Game-Based Learning: Encouraging play and exploration to develop a deeper understanding of patterns and principles through play.
Expert-Curated Content backed by the best educational methods (see here and here): Designing learning experiences that push students beyond surface-level memorisation and into the realm of abstraction and synthesis.
The goal is through dealing with the first-principles and building on the principles through game-play and other content, we can synthesise or layer abstraction on top of abstraction as we build a library or tower of abstractions that help us to reason in more and more complex ways.
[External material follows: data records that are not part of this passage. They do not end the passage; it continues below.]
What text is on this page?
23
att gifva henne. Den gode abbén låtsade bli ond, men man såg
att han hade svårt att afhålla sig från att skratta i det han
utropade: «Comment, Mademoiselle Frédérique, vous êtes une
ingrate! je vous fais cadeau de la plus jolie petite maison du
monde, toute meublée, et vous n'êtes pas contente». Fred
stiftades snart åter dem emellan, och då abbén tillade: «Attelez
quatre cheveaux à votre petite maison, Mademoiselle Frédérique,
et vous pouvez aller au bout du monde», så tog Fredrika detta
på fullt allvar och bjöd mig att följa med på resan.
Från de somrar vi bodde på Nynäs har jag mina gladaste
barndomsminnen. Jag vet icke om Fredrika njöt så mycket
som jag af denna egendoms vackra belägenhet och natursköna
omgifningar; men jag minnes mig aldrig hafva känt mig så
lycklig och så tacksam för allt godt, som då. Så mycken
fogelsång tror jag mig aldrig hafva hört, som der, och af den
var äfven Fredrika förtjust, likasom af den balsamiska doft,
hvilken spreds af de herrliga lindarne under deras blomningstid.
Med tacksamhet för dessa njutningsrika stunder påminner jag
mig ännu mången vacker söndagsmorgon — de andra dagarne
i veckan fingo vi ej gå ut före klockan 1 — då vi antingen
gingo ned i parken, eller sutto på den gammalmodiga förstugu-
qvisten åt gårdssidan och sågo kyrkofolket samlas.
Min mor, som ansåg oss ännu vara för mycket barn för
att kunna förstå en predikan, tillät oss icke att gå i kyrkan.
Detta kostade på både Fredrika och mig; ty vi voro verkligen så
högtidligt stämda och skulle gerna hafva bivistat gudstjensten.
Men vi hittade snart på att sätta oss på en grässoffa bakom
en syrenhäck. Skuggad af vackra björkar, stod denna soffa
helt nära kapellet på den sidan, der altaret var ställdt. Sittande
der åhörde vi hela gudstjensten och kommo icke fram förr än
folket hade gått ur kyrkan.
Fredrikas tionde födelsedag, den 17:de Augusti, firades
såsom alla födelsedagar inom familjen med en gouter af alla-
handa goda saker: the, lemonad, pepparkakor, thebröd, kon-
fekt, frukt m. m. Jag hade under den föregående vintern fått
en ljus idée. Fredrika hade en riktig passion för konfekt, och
A Future of Collaboration: Humans and AI
As AI continues to advance, it will indeed continue to improve at interpolation and synthesis within defined bounds, performing rote and repetitive tasks with incredible efficiency. Humans, however, will remain indispensable for tasks requiring deep abstraction, symbolic reasoning, and the ability to extrapolate beyond the known.
The challenge for educators and learners is clear: How can we stay engaged and find meaning in a world increasingly driven by AI-generated content? The answer lies in mastering the patterns and abstractions that machines cannot. By deeply understanding the building blocks of our world, we can navigate complexity, create new paradigms, and ensure that humanity’s unique cognitive strengths remain at the forefront.
This essay is based off the recent Machine Learning Street Talk Podcast featuring François Chollet.